Tara Moore Is Poised for a Break Through Year in 2012
The likes of Anne Keothavong and Elena Baltacha have both become solid top 100 players on the WTA Tour, even moving into the worlds top 50 in the last few years. The competitiveness of these girls has helped the junior British girls start to make an impact. Up-and-coming teens such as Heather Watson and Laura Robson have both had successful 2011 seasons, and improved their rankings dramatically, as well as pushing Anne and Elena in the British rankings. One girl who has failed to progress as much as she and the British fans would have liked is 19-year-old Tara Moore.
There are signs, however, that this former student of the Nick Bollettieri Academy is about to start breaking through at the senior level, and showing the likes of Watson and Robson that she can also be a top WTA player, or at least make a career out of the sport.
Moore started her junior career with moderate success at the age of 13, winning a couple of lower grade junior events. Then in 2008, she began to enjoy more success with her British team mates at the junior Fed Cup competition. After playing a mixture of ITF and junior events in 2009 and 2010, it was at the Roehampton junior event where Moore showed glimpses of what she could do, especially on grass courts. The youngster managed to reach the final and defeat a host of top junior players, including former world No. 1 Daria Gavrilova, and junior Grand Slam Champion Karolina Pliskova–a sign that she could compete with the best. She followed up this success with her best showing in the junior Grand Slam at Wimbledon, where she reached the quarterfinals, losing out to her friend Robson. Moore was no longer a junior and needed a breakthrough on the ITF and WTA circuits.
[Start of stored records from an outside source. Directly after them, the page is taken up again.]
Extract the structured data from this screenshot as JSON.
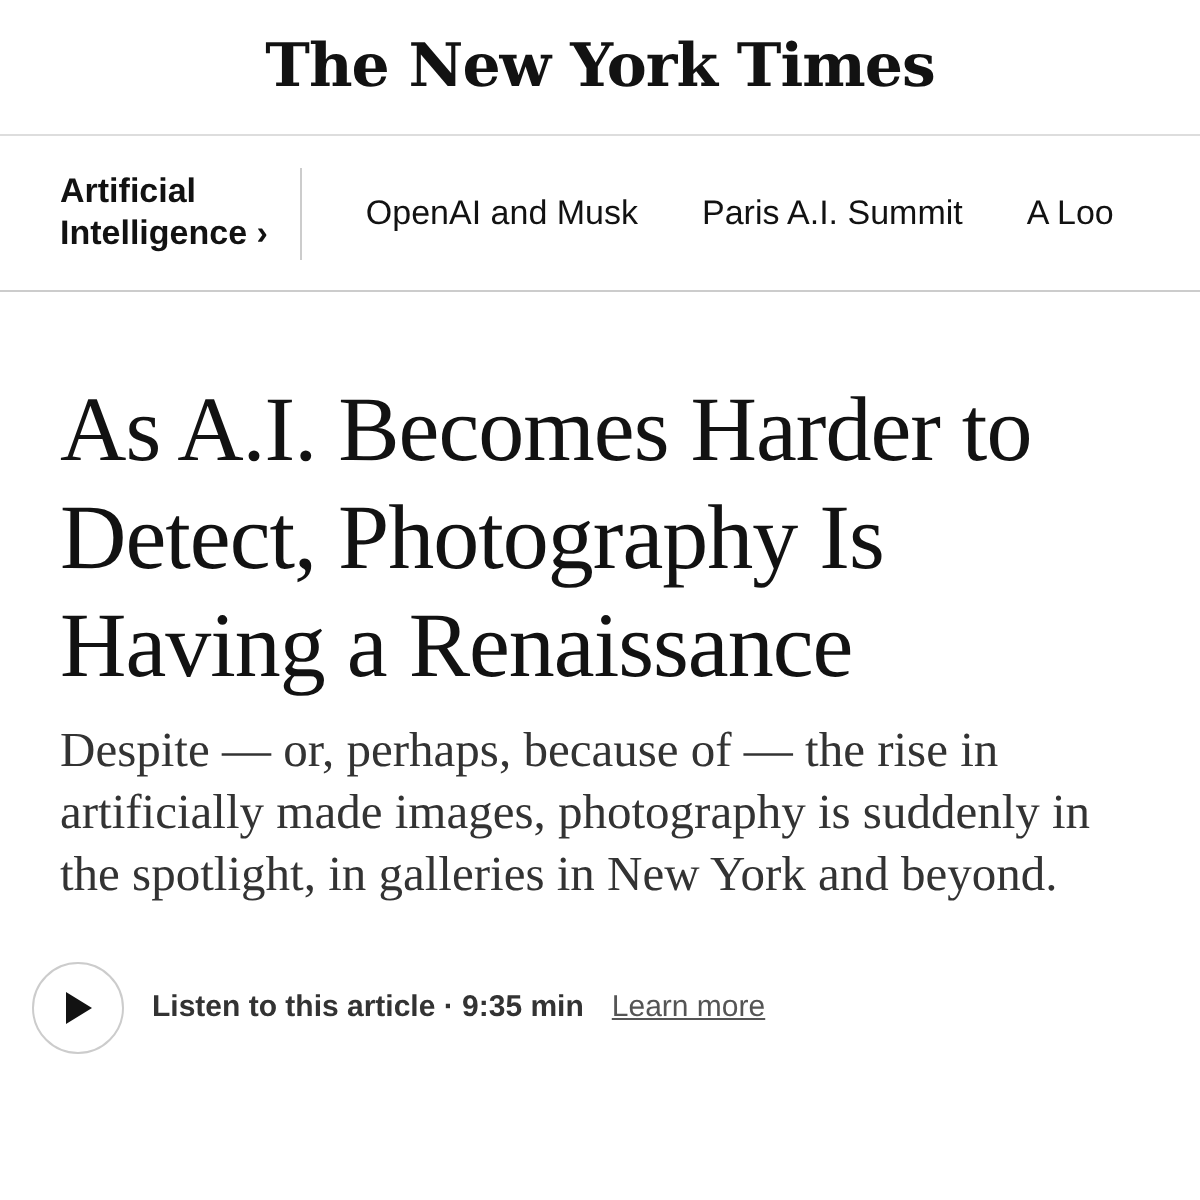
{
  "masthead": {
    "logo": "The New York Times"
  },
  "topic_nav": {
    "section": {
      "label": "Artificial Intelligence",
      "chevron": "›"
    },
    "links": [
      {
        "label": "OpenAI and Musk"
      },
      {
        "label": "Paris A.I. Summit"
      },
      {
        "label": "A Loo"
      }
    ]
  },
  "article": {
    "headline": "As A.I. Becomes Harder to Detect, Photography Is Having a Renaissance",
    "summary": "Despite — or, perhaps, because of — the rise in artificially made images, photography is suddenly in the spotlight, in galleries in New York and beyond.",
    "audio": {
      "label": "Listen to this article · 9:35 min",
      "link": "Learn more"
    }
  }
}
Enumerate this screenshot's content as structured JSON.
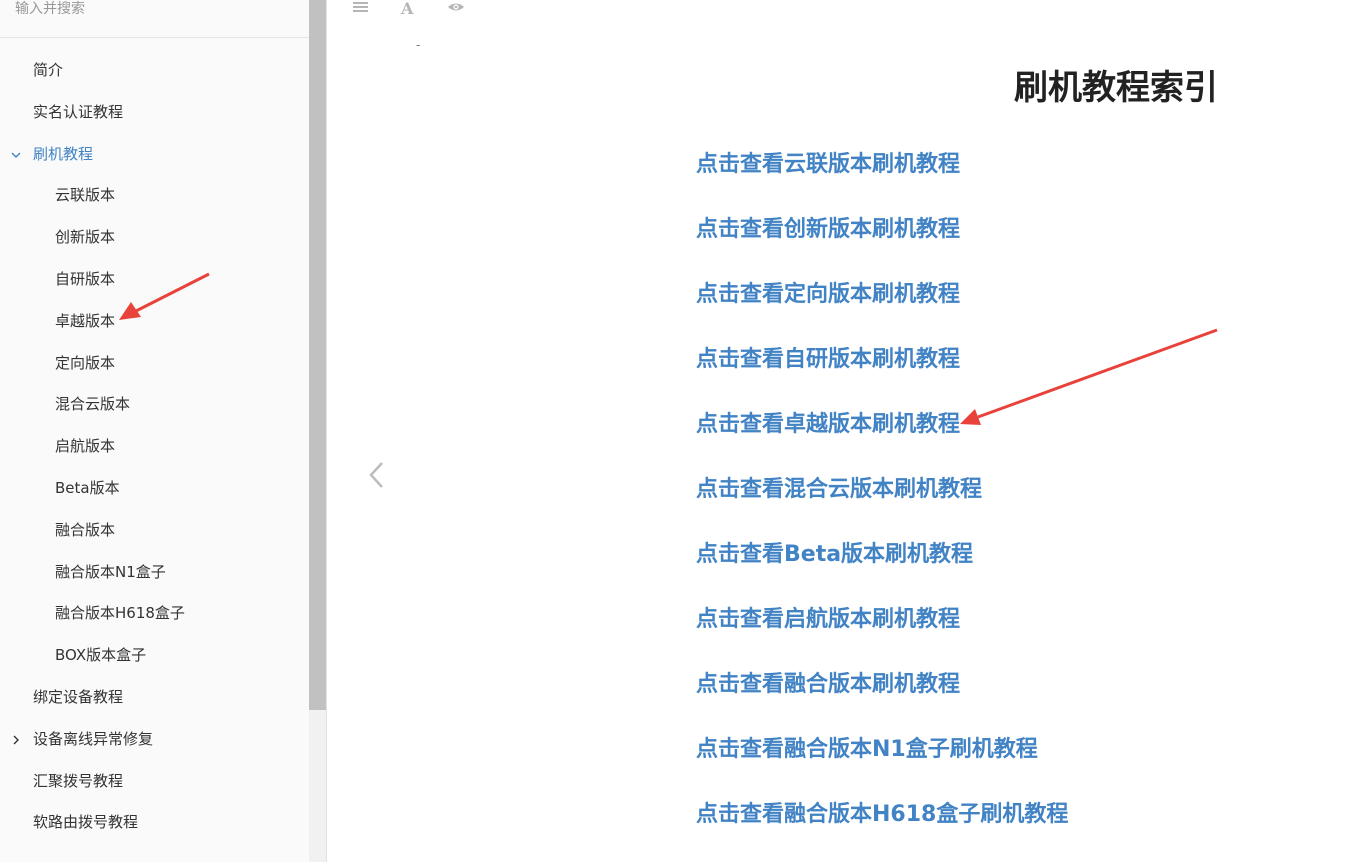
{
  "search": {
    "placeholder": "输入并搜索"
  },
  "sidebar": {
    "items": [
      {
        "label": "简介"
      },
      {
        "label": "实名认证教程"
      },
      {
        "label": "刷机教程"
      },
      {
        "label": "云联版本"
      },
      {
        "label": "创新版本"
      },
      {
        "label": "自研版本"
      },
      {
        "label": "卓越版本"
      },
      {
        "label": "定向版本"
      },
      {
        "label": "混合云版本"
      },
      {
        "label": "启航版本"
      },
      {
        "label": "Beta版本"
      },
      {
        "label": "融合版本"
      },
      {
        "label": "融合版本N1盒子"
      },
      {
        "label": "融合版本H618盒子"
      },
      {
        "label": "BOX版本盒子"
      },
      {
        "label": "绑定设备教程"
      },
      {
        "label": "设备离线异常修复"
      },
      {
        "label": "汇聚拨号教程"
      },
      {
        "label": "软路由拨号教程"
      }
    ]
  },
  "toolbar": {
    "dash": "-"
  },
  "main": {
    "title": "刷机教程索引",
    "links": [
      "点击查看云联版本刷机教程",
      "点击查看创新版本刷机教程",
      "点击查看定向版本刷机教程",
      "点击查看自研版本刷机教程",
      "点击查看卓越版本刷机教程",
      "点击查看混合云版本刷机教程",
      "点击查看Beta版本刷机教程",
      "点击查看启航版本刷机教程",
      "点击查看融合版本刷机教程",
      "点击查看融合版本N1盒子刷机教程",
      "点击查看融合版本H618盒子刷机教程"
    ]
  },
  "icons": {
    "toc": "list-icon",
    "font": "font-icon",
    "preview": "eye-icon",
    "expanded": "chevron-down-icon",
    "collapsed": "chevron-right-icon",
    "prev": "chevron-left-icon"
  },
  "colors": {
    "link": "#4183c4",
    "annotation": "#e8423a",
    "sidebar_bg": "#fafafa"
  }
}
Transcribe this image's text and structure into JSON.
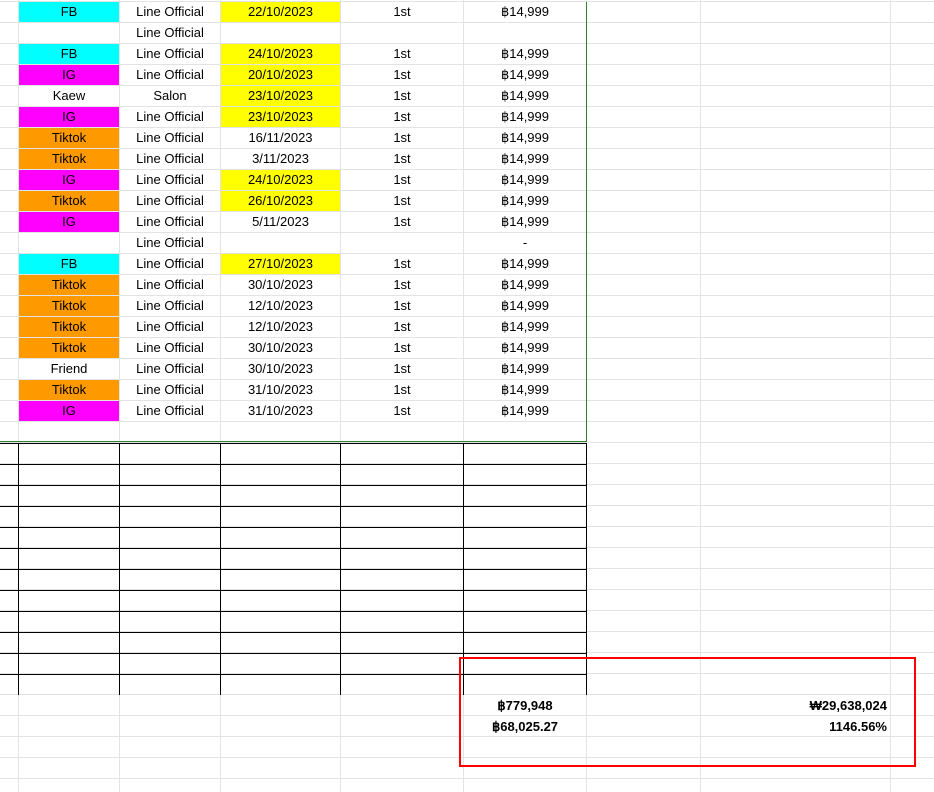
{
  "colors": {
    "FB": "#00ffff",
    "IG": "#ff00ff",
    "Tiktok": "#ff9900",
    "date_highlight": "#ffff00",
    "grid": "#e2e3e3",
    "selection_border": "#2e7d32",
    "annotation_box": "#ff0000"
  },
  "rows": [
    {
      "source": "FB",
      "channel": "Line Official",
      "date": "22/10/2023",
      "round": "1st",
      "amount": "฿14,999",
      "date_hl": true
    },
    {
      "source": "",
      "channel": "Line Official",
      "date": "",
      "round": "",
      "amount": "",
      "date_hl": false
    },
    {
      "source": "FB",
      "channel": "Line Official",
      "date": "24/10/2023",
      "round": "1st",
      "amount": "฿14,999",
      "date_hl": true
    },
    {
      "source": "IG",
      "channel": "Line Official",
      "date": "20/10/2023",
      "round": "1st",
      "amount": "฿14,999",
      "date_hl": true
    },
    {
      "source": "Kaew",
      "channel": "Salon",
      "date": "23/10/2023",
      "round": "1st",
      "amount": "฿14,999",
      "date_hl": true
    },
    {
      "source": "IG",
      "channel": "Line Official",
      "date": "23/10/2023",
      "round": "1st",
      "amount": "฿14,999",
      "date_hl": true
    },
    {
      "source": "Tiktok",
      "channel": "Line Official",
      "date": "16/11/2023",
      "round": "1st",
      "amount": "฿14,999",
      "date_hl": false
    },
    {
      "source": "Tiktok",
      "channel": "Line Official",
      "date": "3/11/2023",
      "round": "1st",
      "amount": "฿14,999",
      "date_hl": false
    },
    {
      "source": "IG",
      "channel": "Line Official",
      "date": "24/10/2023",
      "round": "1st",
      "amount": "฿14,999",
      "date_hl": true
    },
    {
      "source": "Tiktok",
      "channel": "Line Official",
      "date": "26/10/2023",
      "round": "1st",
      "amount": "฿14,999",
      "date_hl": true
    },
    {
      "source": "IG",
      "channel": "Line Official",
      "date": "5/11/2023",
      "round": "1st",
      "amount": "฿14,999",
      "date_hl": false
    },
    {
      "source": "",
      "channel": "Line Official",
      "date": "",
      "round": "",
      "amount": "-",
      "date_hl": false
    },
    {
      "source": "FB",
      "channel": "Line Official",
      "date": "27/10/2023",
      "round": "1st",
      "amount": "฿14,999",
      "date_hl": true
    },
    {
      "source": "Tiktok",
      "channel": "Line Official",
      "date": "30/10/2023",
      "round": "1st",
      "amount": "฿14,999",
      "date_hl": false
    },
    {
      "source": "Tiktok",
      "channel": "Line Official",
      "date": "12/10/2023",
      "round": "1st",
      "amount": "฿14,999",
      "date_hl": false
    },
    {
      "source": "Tiktok",
      "channel": "Line Official",
      "date": "12/10/2023",
      "round": "1st",
      "amount": "฿14,999",
      "date_hl": false
    },
    {
      "source": "Tiktok",
      "channel": "Line Official",
      "date": "30/10/2023",
      "round": "1st",
      "amount": "฿14,999",
      "date_hl": false
    },
    {
      "source": "Friend",
      "channel": "Line Official",
      "date": "30/10/2023",
      "round": "1st",
      "amount": "฿14,999",
      "date_hl": false
    },
    {
      "source": "Tiktok",
      "channel": "Line Official",
      "date": "31/10/2023",
      "round": "1st",
      "amount": "฿14,999",
      "date_hl": false
    },
    {
      "source": "IG",
      "channel": "Line Official",
      "date": "31/10/2023",
      "round": "1st",
      "amount": "฿14,999",
      "date_hl": false
    }
  ],
  "summary": {
    "total_thb": "฿779,948",
    "total_krw": "₩29,638,024",
    "converted_thb": "฿68,025.27",
    "percent": "1146.56%"
  }
}
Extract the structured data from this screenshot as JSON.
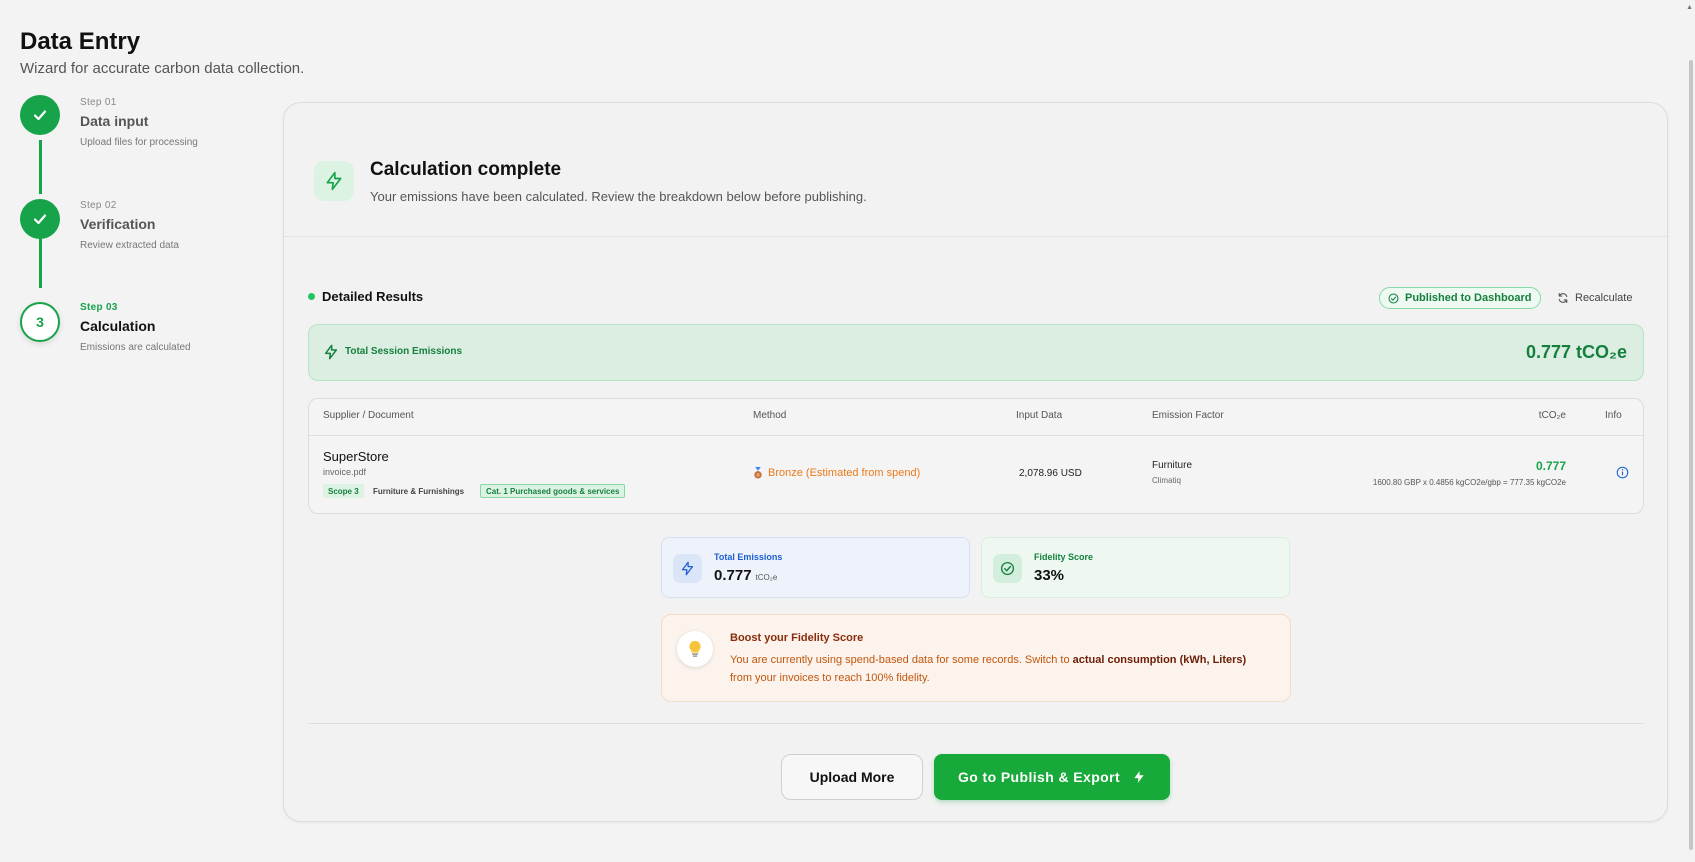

The ITF circuit is a great breeding ground for young players, giving them an opportunity to gain plenty of match experience. Moore won her first $10k event in Frinton, gaining a notable final victory over now top 100 ranked Mona Barthel of Germany. Moore reached her first $25k semi-final in the same year in Felixstowe, but failed to capitalize fully on this success. She spent the next two years failing to break the WTA’s top 350 rankings, though she did have a notable win in 2009 against former WTA star Eleni Danillidou of Greece.
Moore has had a consistent 2011, and in the last few weeks of the season, she has shown she is finally ready to take control of her career and start her rise up the rankings. Moore reached the quarterfinals in Clermont (a $25k event), and reached her first semifinal in a $25k event since 2008, when she defeated the likes of Marta Domachowska in Glasgow. Recently, Moore reached the $10k final in Sunderland, and backed that up in Loughborough where she won the title. Moore’s ranking has improved to just outside the worlds top 300, and the 19-year-old should be able to break into the worlds top 200 in 2012, as she gains experience at a new playing level and continues to mature. She could gain a wildcard entry into the Wimbledon draw if she can break the top 250 WTA rankings by June next year, a target that is fully achievable.
Tara Moore may have had her problems in the past with a lack of professionalism, but the teenager can still turn her fledgling career around and become a consistent player on the WTA Tour. Robson and Watson maybe grabbing the limelight at the moment, and rightly so, but 2012 will be a critical year for Moore, and one the British fans hope she grabs with every opportunity.